Well, if voter fraud exists that is not being detected (i.e. that hasn’t been proved to exists), how does that justify legislation? I of course recognize that various legislatures and executives can pass such legislation, it remains unclear that they should for the good of the electorate, as opposed the good of themselves.
What an apt turn of phrase, why, I might have said it myself! Wait, I didn’t, did I? No, that can’t be right, you’re Canadian, a Canadian would never steal something without leaving a thank you note.
Did you? If you cite a post number, I’ll be glad to recognize your earlier use, but I was not consciously aware of any copying. In fact I had in mind Starving Artist’s tactics during the Penn State gargantu-thread.
So, you set Bryan a task, something he must do for you before you unleash your rock solid facts to crush the argument. (He got off easy, just one, usually trolls and other subterranean creatures demand three…)
And you’ve got them, you say “Sure, I’ve got those facts, right here in the bag with the cat. But you can’t look until you give me what I asked for. Sorry, those are the rules. Sure, I could let you see them, destroy your argument, but I don’t much care about winning. And its against the rules, because I called shotgun. And King’s X.”
Hoss, if you really thought you had the goods, no power on the Goddess’ green Earth would stop you from slapping him upside the jaw with them! Who are you kidding, here?
Shit, two bits says he does what you ask, you’re gonna say “What is your favorite color?” He says “Blue”, you’ll say “Wrong! Now I am not going to answer! Winning!”
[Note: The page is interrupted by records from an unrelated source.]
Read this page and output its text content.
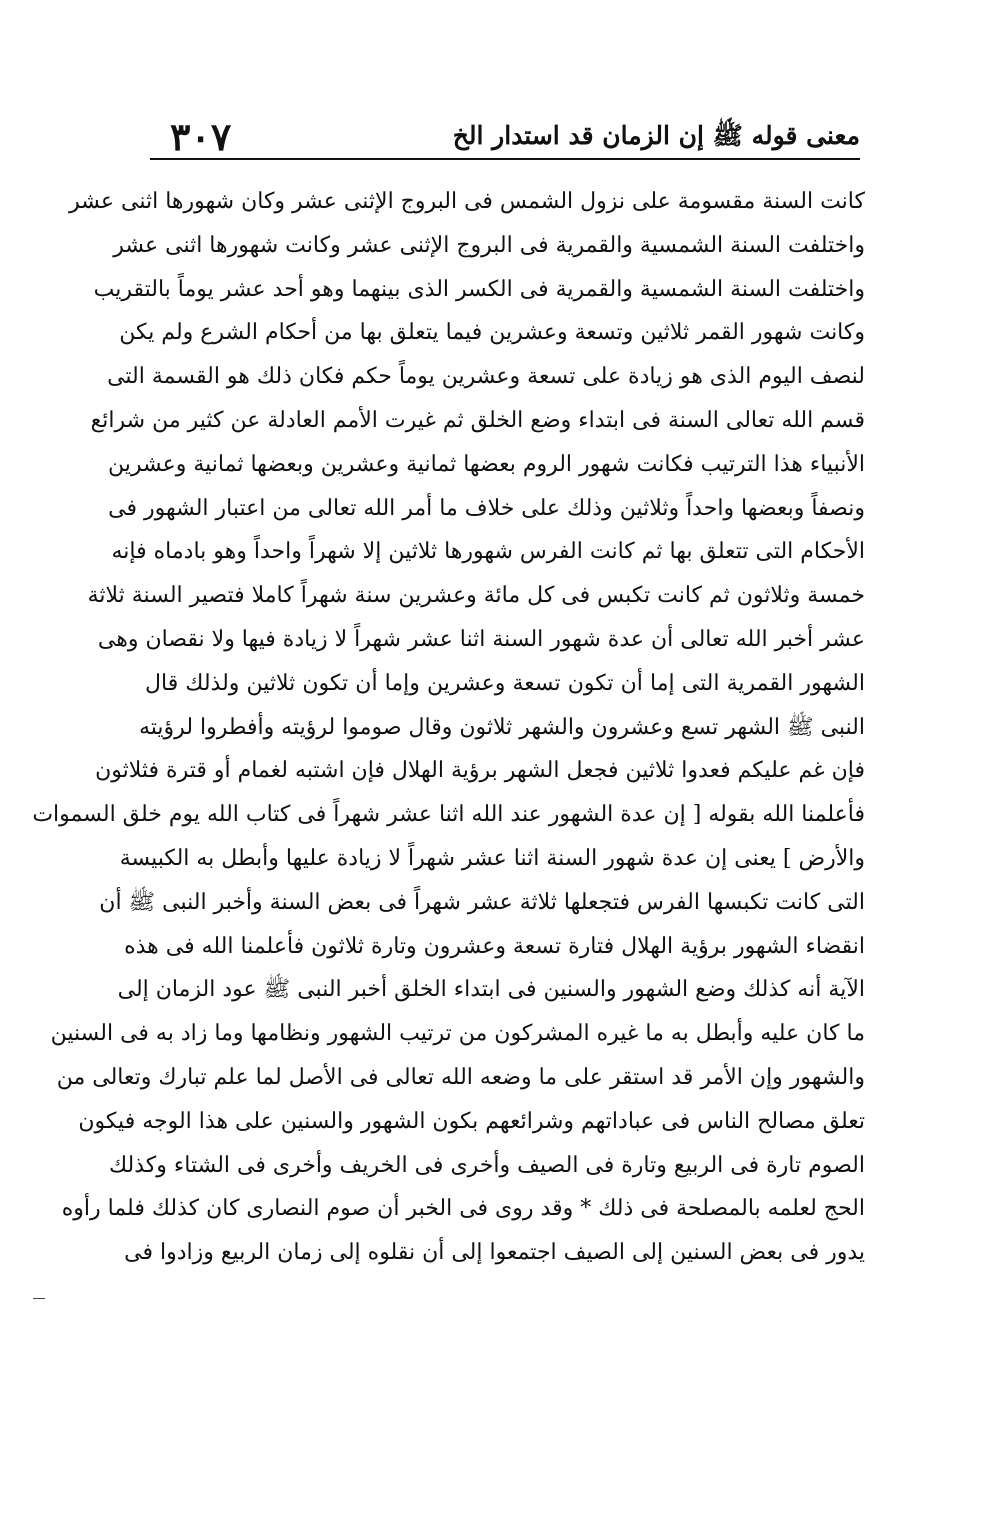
٣٠٧	معنى قوله ﷺ إن الزمان قد استدار الخ
كانت السنة مقسومة على نزول الشمس فى البروج الإثنى عشر وكان شهورها اثنى عشر
واختلفت السنة الشمسية والقمرية فى البروج الإثنى عشر وكانت شهورها اثنى عشر
واختلفت السنة الشمسية والقمرية فى الكسر الذى بينهما وهو أحد عشر يوماً بالتقريب
وكانت شهور القمر ثلاثين وتسعة وعشرين فيما يتعلق بها من أحكام الشرع ولم يكن
لنصف اليوم الذى هو زيادة على تسعة وعشرين يوماً حكم فكان ذلك هو القسمة التى
قسم الله تعالى السنة فى ابتداء وضع الخلق ثم غيرت الأمم العادلة عن كثير من شرائع
الأنبياء هذا الترتيب فكانت شهور الروم بعضها ثمانية وعشرين وبعضها ثمانية وعشرين
ونصفاً وبعضها واحداً وثلاثين وذلك على خلاف ما أمر الله تعالى من اعتبار الشهور فى
الأحكام التى تتعلق بها ثم كانت الفرس شهورها ثلاثين إلا شهراً واحداً وهو بادماه فإنه
خمسة وثلاثون ثم كانت تكبس فى كل مائة وعشرين سنة شهراً كاملا فتصير السنة ثلاثة
عشر أخبر الله تعالى أن عدة شهور السنة اثنا عشر شهراً لا زيادة فيها ولا نقصان وهى
الشهور القمرية التى إما أن تكون تسعة وعشرين وإما أن تكون ثلاثين ولذلك قال
النبى ﷺ الشهر تسع وعشرون والشهر ثلاثون وقال صوموا لرؤيته وأفطروا لرؤيته
فإن غم عليكم فعدوا ثلاثين فجعل الشهر برؤية الهلال فإن اشتبه لغمام أو قترة فثلاثون
فأعلمنا الله بقوله [ إن عدة الشهور عند الله اثنا عشر شهراً فى كتاب الله يوم خلق السموات
والأرض ] يعنى إن عدة شهور السنة اثنا عشر شهراً لا زيادة عليها وأبطل به الكبيسة
التى كانت تكبسها الفرس فتجعلها ثلاثة عشر شهراً فى بعض السنة وأخبر النبى ﷺ أن
انقضاء الشهور برؤية الهلال فتارة تسعة وعشرون وتارة ثلاثون فأعلمنا الله فى هذه
الآية أنه كذلك وضع الشهور والسنين فى ابتداء الخلق أخبر النبى ﷺ عود الزمان إلى
ما كان عليه وأبطل به ما غيره المشركون من ترتيب الشهور ونظامها وما زاد به فى السنين
والشهور وإن الأمر قد استقر على ما وضعه الله تعالى فى الأصل لما علم تبارك وتعالى من
تعلق مصالح الناس فى عباداتهم وشرائعهم بكون الشهور والسنين على هذا الوجه فيكون
الصوم تارة فى الربيع وتارة فى الصيف وأخرى فى الخريف وأخرى فى الشتاء وكذلك
الحج لعلمه بالمصلحة فى ذلك * وقد روى فى الخبر أن صوم النصارى كان كذلك فلما رأوه
يدور فى بعض السنين إلى الصيف اجتمعوا إلى أن نقلوه إلى زمان الربيع وزادوا فى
If you got truth, howcum somebody has to perform for you before you’ll reveal it? Horseshit, you’re bluffing, covering a retreat with a smokescreen.
Bryan, seems you’re making Bricker’s point again. Improper voting is a trivial-to-near-nonexistent problem. We should accept this as a given, in the absence of any evidence to the contrary.
The voter ID concern, on the other hand, is a potentially significant one, one that might prevent someone from from voting–and apparently we needn’t worry about any evidence that supports such a concern. We should also accept this as a given.
How is this not supporting exactly what Bricker pointed out as the non sequitur in your argument?